Глава 5 Семейные ценности

В лаборатории, где работала Элизабет, все сотрудники решили, что она встречается с Кальвином Эвансом только по причине его славы. С Кальвином на коротком поводке она стала неуязвимой. Но истинная причина была куда проще. «Да потому, что я его люблю», – ответила бы она, подкатись к ней с таким вопросом кто-нибудь любопытный. Но вопросов ей не задавали.

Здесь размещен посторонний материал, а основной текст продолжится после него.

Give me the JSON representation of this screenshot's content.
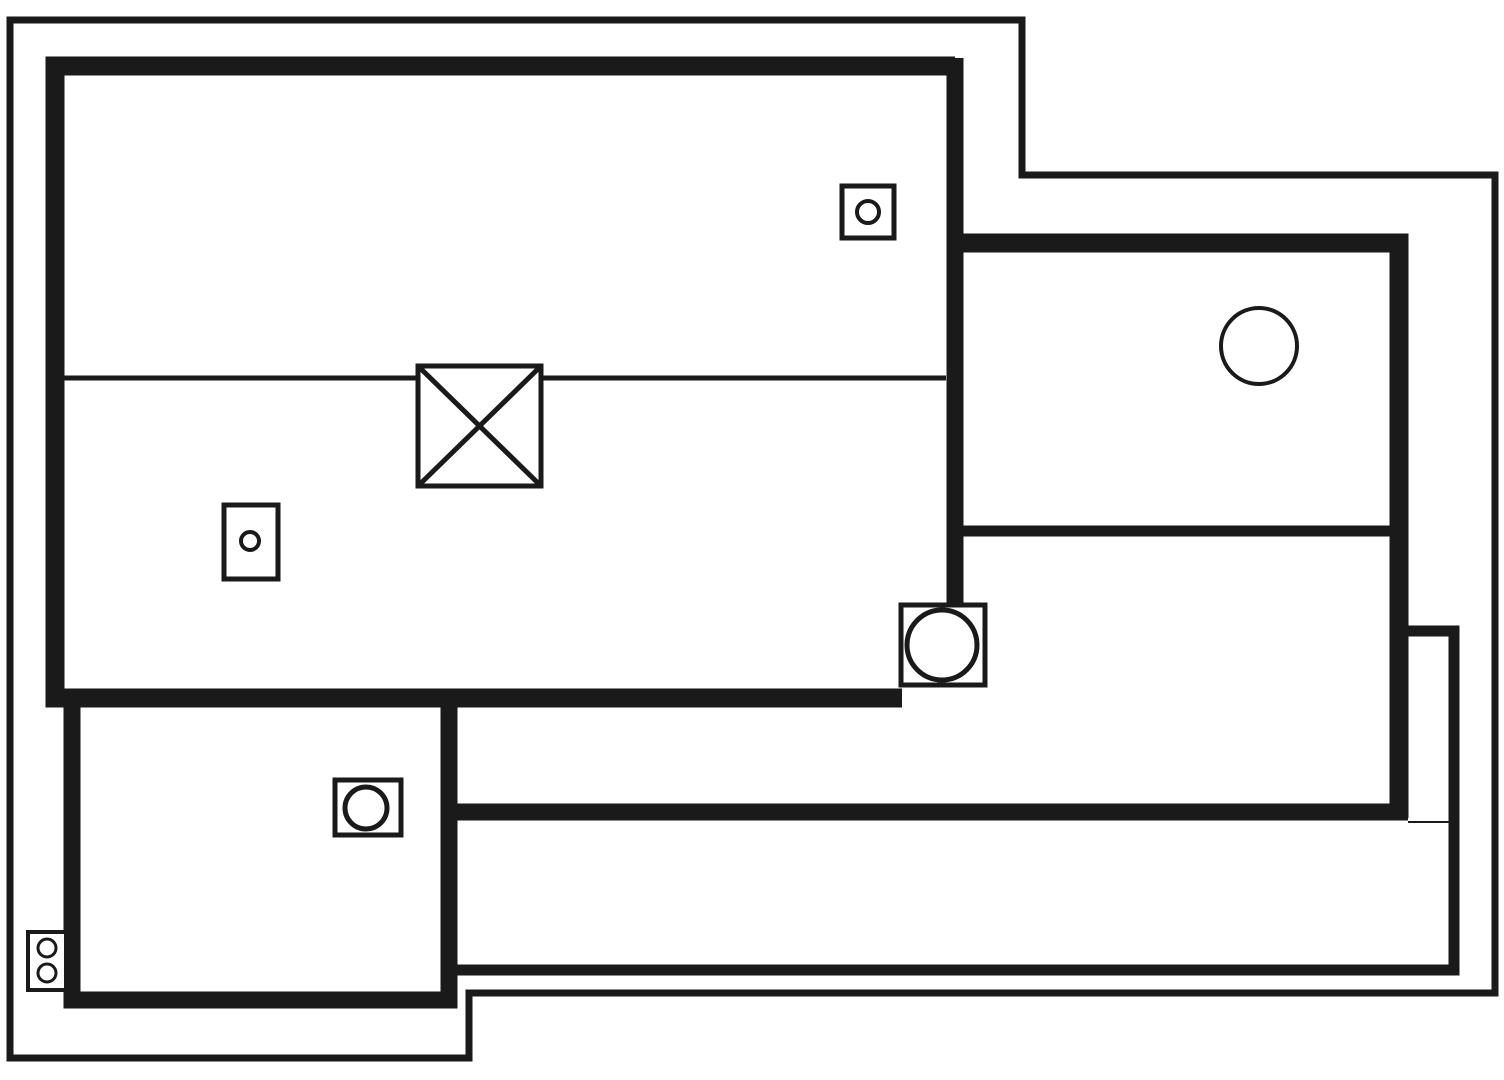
{
  "diagram": {
    "type": "roof-plan",
    "colors": {
      "stroke": "#1a1a1a",
      "fill": "#ffffff"
    },
    "elements": [
      {
        "name": "outer-boundary",
        "kind": "outline"
      },
      {
        "name": "main-roof-section",
        "kind": "roof-section"
      },
      {
        "name": "ridge-line",
        "kind": "ridge"
      },
      {
        "name": "right-upper-roof-section",
        "kind": "roof-section"
      },
      {
        "name": "right-lower-roof-section",
        "kind": "roof-section"
      },
      {
        "name": "lower-left-roof-section",
        "kind": "roof-section"
      },
      {
        "name": "bottom-strip-section",
        "kind": "roof-section"
      },
      {
        "name": "roof-hatch",
        "kind": "hatch-x"
      },
      {
        "name": "vent-upper-right",
        "kind": "vent-square"
      },
      {
        "name": "vent-left",
        "kind": "vent-square"
      },
      {
        "name": "vent-lower-left",
        "kind": "vent-square"
      },
      {
        "name": "circular-vent-right",
        "kind": "circle"
      },
      {
        "name": "corner-drain",
        "kind": "drain"
      },
      {
        "name": "double-outlet-vent",
        "kind": "double-vent"
      }
    ]
  }
}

То же самое происходило и с Кальвином. Подкатись кто-нибудь с таким вопросом к нему, он бы ответил, что Элизабет Зотт – самое большое его сокровище на всем белом свете, не по причине ее красоты, не по причине ее ума, а просто потому, что она его любит, а он любит ее – с той полнотой чувства, убежденности и доверия, которая и составляет основу их взаимной преданности. Они стали больше чем друзьями, больше чем собеседниками, больше чем влюбленными, больше чем союзниками, больше, чем любовниками. Любые отношения – это всегда пазл, но их мозаика сложилась в один момент: словно кто-то потряс коробку и сверху наблюдал, как отдельные фрагменты приземляются в нужной точке, подгоняются по размеру и форме, прочно соединяясь в осмысленную, идеальную картину. Другие пары, глядя на них, мучились от зависти.

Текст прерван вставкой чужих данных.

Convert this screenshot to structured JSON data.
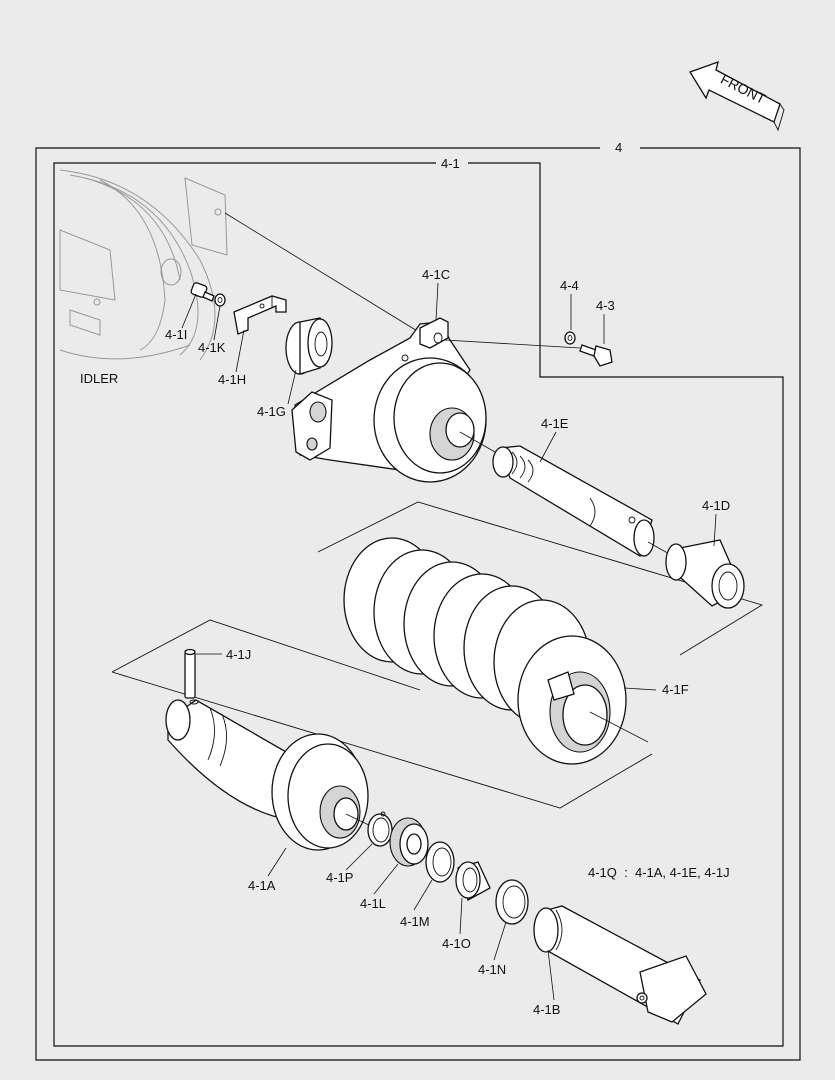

По ночам, после интимной близости, они всегда оказывались в одной и той же позе, на спине – его нога закинута на ее ногу, ее рука у него на бедре, его голова наклонена вбок, поближе к ней, – и разговаривали. Иногда о предстоящих задачах, иногда о своем будущем и всегда о работе. Невзирая на изнеможение обоих, разговор нередко продолжался за полночь: не важно, заходила ли речь о полученных результатах или о какой-нибудь формуле, но в конце концов один из двоих непременно вставал, чтобы сделать несколько записей. Если у других пар взаимное влечение отодвигает работу на задний план, то у Элизабет с Кальвином все было с точностью до наоборот. Даже в нерабочее время они продолжали работать, поощряя изобретательность и творческие способности друг друга уже тем, что смотрели на них под новым углом зрения, а научное сообщество впоследствии поражалось результативности этой пары, но поразилось бы еще сильнее, прознав, что бóльшую часть идей авторы разрабатывают в голом виде.


– Не спишь? – тихонько спросил Кальвин однажды ночью, когда они лежали рядом в постели. – Я кое-что обговорить хотел. Насчет Дня благодарения.

– А что случилось?

– Времени остается – всего ничего; хотел спросить, не планируешь ли ты… не планируешь ли ты съездить домой и позвать с собой меня, чтобы… – Он запнулся, но тут же выпалил: – Чтобы представить своим родным.

– Что? – прошептала в ответ Элизабет. – Домой?! Нет. Домой не поеду. Я думала, мы с тобой здесь отметим. Вдвоем. Если, конечно… Ну… А ты-то не собираешься домой?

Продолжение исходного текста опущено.